Fine Print - June 2010

What was it Deep Throat said?
By G.D. Gearino

The awarding of Pulitzer Prizes tends to be, by design, a low-key affair. When the 2010 prizes were handed out a few weeks ago, the news trickled out in the usual fashion, released to what are still quaintly called the “wire services” as well as being posted on the Web. There was no ceremony, no grand gathering of industry leaders and certainly no acceptance speeches by winners. Too bad, because if there was one group of people who deserved to be recognized for their contribution to journalism, it’s the shareholders of the late, lamented Wachovia Corp. They’re the ironic heroes of the news business these days.

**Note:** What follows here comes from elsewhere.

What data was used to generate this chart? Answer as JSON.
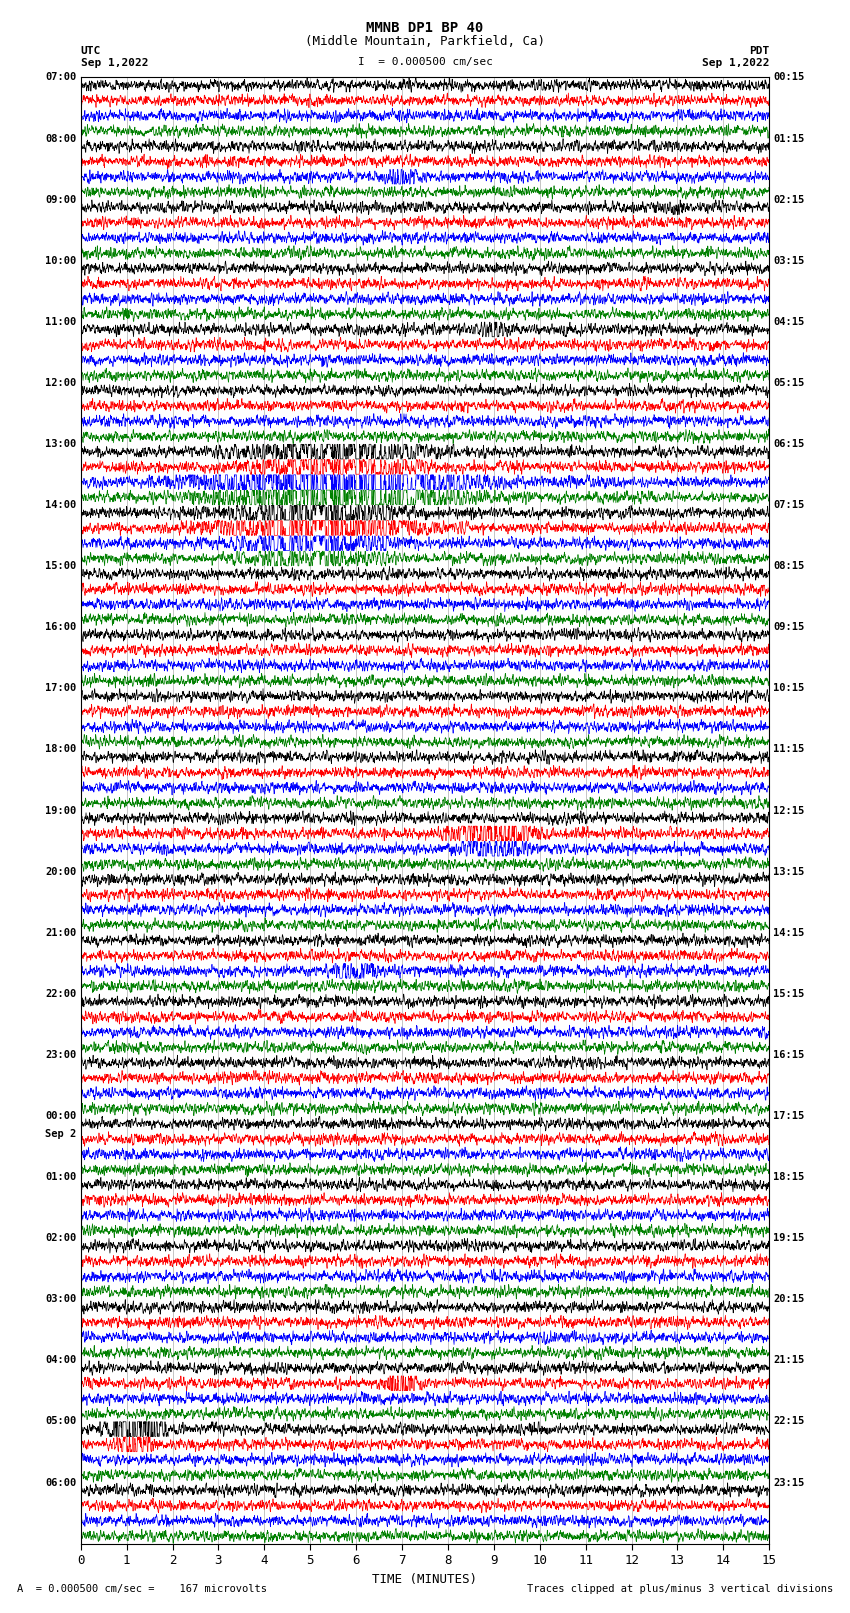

To understand how this came to be, we’ll need to revisit recent history. There are many reasons the Charlotte-based company doesn’t exist any longer, having been one of the more notable casualties of September 2008’s breakdown of the financial system. But the key reason was that two years prior — which is to say, at the housing bubble’s most inflated moment — Wachovia made a costly bet at exactly the wrong time. It spent $24 billion to buy Golden West Financial Corp., a California-based operation that had grown fat on mortgage loans.

Golden West’s specialty was an adjustable-rate product called “Pick-a-Payment,” in which borrowers could select among four payment options — one of which didn’t even cover the interest payment, meaning a home-owner’s debt grew each month. (Gee. How could that go wrong?) When Wachovia acquired Golden West, that portfolio of Pick-a-Payment loans totaled $120 billion and, within two years, burned a hole in Wachovia’s bottom line that could never be filled. CEO Ken Thompson lost his job, and three months later San Francisco-based Wells Fargo & Co. paid $15 billion for Wachovia in an all-items-must-go clearance sale brokered by the federal government.

But what’s a bad deal for one party is often a great one for the other, and that was the case for owners of Golden West, who cashed out near the peak of the boom. First among them was the husband-and-wife team who had turned Golden West from a two-office thrift into one of the largest mortgage-loan originators in the country. The New York Times, for instance, reported that in 2005, Golden West subsidiary World Savings Bank had issued more than a fifth of all “option ARM” loans nationally — those being among the more notorious mortgages peddled during the bad old days.

The owner/couple — Herbert and Marion Sandler — walked away with $2.3 billion in stock and cash, the Times reports. If you were a Wachovia shareholder when the bank imploded, you’ll surely take some sour satisfaction in knowing the Sandlers still had Wachovia stock at that point. So they, too, suffered some pain. But hold onto that thought, because what follows will test your tolerance for bitter irony.

The Sandlers, even before selling their operation to Wachovia, had put their fortune to work in notable — and, to give credit where credit is due, admirable — ways. They made donations to a variety of nonprofit, progressive-minded organizations. Among them was Durham-based Center for Responsible Lending, which counts the Sandlers among its largest supporters since its founding in 2002. The center, which seeks to protect the poor and the elderly from predatory lending practices, can legitimately claim to be on the side of the angels. But pondering the fact that the creators of a mortgage loan that increased a homeowner’s debt with every monthly payment would help fund a group with the phrase “responsible lending” in its name can only make your head spin.

Even more redolent of bemusement was the Sandlers’ funding of ProPublica Inc. Starting operations in January 2008, ProPublica has sought to fill the void in investigative journalism created when newspapers slashed their staffs during the recession. The Sandler Foundation is its primary financier, to the tune of an estimated $10 million annually, and Herbert Sandler is chairman of its board. Among ProPublica’s efforts was an impressive piece about a New Orleans hospital where nearly four dozen patients died during and after Hurricane Katrina. That article, published in collaboration with The New York Times Magazine, won the 2010 Pulitzer for investigative journalism. I’ll say it on behalf of ProPublica, since no one there seems to have gotten around to doing so: Thanks, Wachovia shareholders! We couldn’t have done it without you.

Bear with me, though, because I have yet to mine the richest vein of irony. When I visited ProPublica’s Web site, I found a bar across the top listing the topics upon which the organization has focused its efforts. Among them was one called “bailout guide,” and when I clicked on it, I discovered an exhaustive archive of articles, lists, charts and maps, all of them detailing the federal money invested to shore up the financial industry after 2008’s mortgage-fueled collapse. But when I typed various combinations of the words “Wachovia,” “Golden West,” “World Savings Bank” and “Sandler” in the search box, I got a scant handful of results — only two of which even mentioned problem loans. Those two mentions together contained fewer words than the last paragraph of this column. And that’s all ProPublica has to say about that.